Pourtant, les personnels sont chaque jour confrontés à la détresse de ces enfants qui n’ont pas de logement ou qui vivent en squats ou en bidonville et à qui il arrive de dormir en classe, qui suivent tant bien que mal une scolarité en pointillés et manifestent une grande souffrance psychique. Ce phénomène constaté au sein des classes par les personnels a depuis fait l’objet d’études officielles et est très sérieusement documenté, comme en témoigne entre autres la publication à l’automne 2022 du rapport conjoint établi par l’UNICEF et le Samu Social de Paris.
Les enseignants se retrouvent totalement démunis et seuls, en première ligne face à des situations de misère absolue qui les dépassent et qui engendrent une terrible souffrance au travail.
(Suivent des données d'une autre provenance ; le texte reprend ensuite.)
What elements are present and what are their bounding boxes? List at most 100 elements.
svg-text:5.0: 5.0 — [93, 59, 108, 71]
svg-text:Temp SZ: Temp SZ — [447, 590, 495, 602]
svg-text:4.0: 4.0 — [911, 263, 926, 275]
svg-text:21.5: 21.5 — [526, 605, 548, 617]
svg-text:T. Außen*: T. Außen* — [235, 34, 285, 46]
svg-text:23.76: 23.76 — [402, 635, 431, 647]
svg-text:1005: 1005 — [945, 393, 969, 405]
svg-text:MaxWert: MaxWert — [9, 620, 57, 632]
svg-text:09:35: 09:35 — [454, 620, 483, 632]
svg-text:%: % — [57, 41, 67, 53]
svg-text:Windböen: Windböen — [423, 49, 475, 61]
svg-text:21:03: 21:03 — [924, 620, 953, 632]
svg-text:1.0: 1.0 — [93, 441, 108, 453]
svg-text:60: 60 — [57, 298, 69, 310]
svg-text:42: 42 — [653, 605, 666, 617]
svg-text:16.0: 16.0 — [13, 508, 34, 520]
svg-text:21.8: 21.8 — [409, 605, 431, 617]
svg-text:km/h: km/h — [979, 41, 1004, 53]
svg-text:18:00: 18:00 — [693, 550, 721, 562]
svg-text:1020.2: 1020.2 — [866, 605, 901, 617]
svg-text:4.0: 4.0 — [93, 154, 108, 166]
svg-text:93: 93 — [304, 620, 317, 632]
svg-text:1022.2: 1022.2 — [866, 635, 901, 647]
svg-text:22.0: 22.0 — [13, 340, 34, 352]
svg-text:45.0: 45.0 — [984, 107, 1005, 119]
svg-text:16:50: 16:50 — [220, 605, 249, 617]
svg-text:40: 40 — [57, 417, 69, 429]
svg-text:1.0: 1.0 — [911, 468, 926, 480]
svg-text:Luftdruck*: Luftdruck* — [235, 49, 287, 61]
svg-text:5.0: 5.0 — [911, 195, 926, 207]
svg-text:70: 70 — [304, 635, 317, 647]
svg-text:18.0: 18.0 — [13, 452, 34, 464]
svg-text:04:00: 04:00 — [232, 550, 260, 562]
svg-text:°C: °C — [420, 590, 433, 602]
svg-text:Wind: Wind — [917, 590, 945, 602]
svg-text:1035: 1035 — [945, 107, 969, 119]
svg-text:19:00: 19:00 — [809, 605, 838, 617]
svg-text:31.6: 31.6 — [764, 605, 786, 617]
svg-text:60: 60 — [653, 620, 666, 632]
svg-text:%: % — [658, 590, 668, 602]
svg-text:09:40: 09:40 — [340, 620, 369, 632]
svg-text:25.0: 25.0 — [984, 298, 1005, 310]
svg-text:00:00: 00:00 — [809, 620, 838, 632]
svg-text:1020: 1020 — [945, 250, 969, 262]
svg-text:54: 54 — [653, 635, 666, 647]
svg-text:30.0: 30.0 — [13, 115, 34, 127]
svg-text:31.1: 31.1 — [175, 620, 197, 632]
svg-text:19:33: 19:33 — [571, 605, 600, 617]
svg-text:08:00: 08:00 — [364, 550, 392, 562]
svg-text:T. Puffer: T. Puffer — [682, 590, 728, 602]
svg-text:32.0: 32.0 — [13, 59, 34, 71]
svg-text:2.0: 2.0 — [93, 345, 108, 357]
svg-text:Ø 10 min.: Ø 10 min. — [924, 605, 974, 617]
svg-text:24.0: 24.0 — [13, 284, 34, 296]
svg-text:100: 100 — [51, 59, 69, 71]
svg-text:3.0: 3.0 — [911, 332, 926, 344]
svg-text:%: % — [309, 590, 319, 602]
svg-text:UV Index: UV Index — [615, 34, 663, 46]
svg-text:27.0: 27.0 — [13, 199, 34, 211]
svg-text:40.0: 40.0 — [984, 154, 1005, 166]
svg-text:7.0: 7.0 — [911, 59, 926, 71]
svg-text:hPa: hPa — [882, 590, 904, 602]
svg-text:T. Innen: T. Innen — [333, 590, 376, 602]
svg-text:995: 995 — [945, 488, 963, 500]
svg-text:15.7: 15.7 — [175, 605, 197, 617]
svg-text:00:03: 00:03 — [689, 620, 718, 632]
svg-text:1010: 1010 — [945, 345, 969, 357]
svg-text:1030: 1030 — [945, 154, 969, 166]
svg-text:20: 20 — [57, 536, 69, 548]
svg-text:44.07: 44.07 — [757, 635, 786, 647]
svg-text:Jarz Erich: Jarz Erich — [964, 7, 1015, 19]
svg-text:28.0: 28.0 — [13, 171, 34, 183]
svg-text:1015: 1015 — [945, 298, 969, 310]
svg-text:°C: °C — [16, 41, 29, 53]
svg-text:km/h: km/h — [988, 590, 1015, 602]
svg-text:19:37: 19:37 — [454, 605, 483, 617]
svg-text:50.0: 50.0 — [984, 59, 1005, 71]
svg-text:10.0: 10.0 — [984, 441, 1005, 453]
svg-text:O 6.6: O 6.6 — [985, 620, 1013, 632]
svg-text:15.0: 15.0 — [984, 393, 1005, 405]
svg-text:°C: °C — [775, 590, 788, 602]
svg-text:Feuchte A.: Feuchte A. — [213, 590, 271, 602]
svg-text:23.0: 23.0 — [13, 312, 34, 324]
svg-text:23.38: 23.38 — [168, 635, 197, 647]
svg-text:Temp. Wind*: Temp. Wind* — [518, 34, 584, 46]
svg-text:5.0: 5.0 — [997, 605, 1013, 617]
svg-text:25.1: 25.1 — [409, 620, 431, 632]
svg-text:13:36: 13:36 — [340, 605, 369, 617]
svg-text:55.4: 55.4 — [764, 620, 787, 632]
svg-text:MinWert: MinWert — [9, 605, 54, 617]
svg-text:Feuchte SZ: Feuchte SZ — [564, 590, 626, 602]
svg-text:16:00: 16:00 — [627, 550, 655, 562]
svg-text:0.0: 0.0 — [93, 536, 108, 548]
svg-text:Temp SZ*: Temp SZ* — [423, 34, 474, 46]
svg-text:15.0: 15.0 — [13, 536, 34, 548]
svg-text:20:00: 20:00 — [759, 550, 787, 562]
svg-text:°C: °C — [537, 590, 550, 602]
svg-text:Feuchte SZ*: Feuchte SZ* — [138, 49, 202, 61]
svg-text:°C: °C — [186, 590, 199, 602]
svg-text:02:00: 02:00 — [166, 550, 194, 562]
Si celle-ci est prise en considération par les organisations syndicales et les fédérations de parents d’élèves, elle n’est pas reconnue par l’administration qui fait comme si ce phénomène n’avait aucun effet sur la réussite des élèves ou sur la santé des personnels.
En cette Journée internationale de l’éducation, nous avons l’honneur de solliciter une audience pour aborder avec vous la problématique du sans-abrisme infantile et la manière dont l’Education Nationale pourrait y faire face.
Veuillez croire, M. l’Inspecteur d’Académie, en notre attachement au Service Public d’éducation et à la réussite de nos élèves.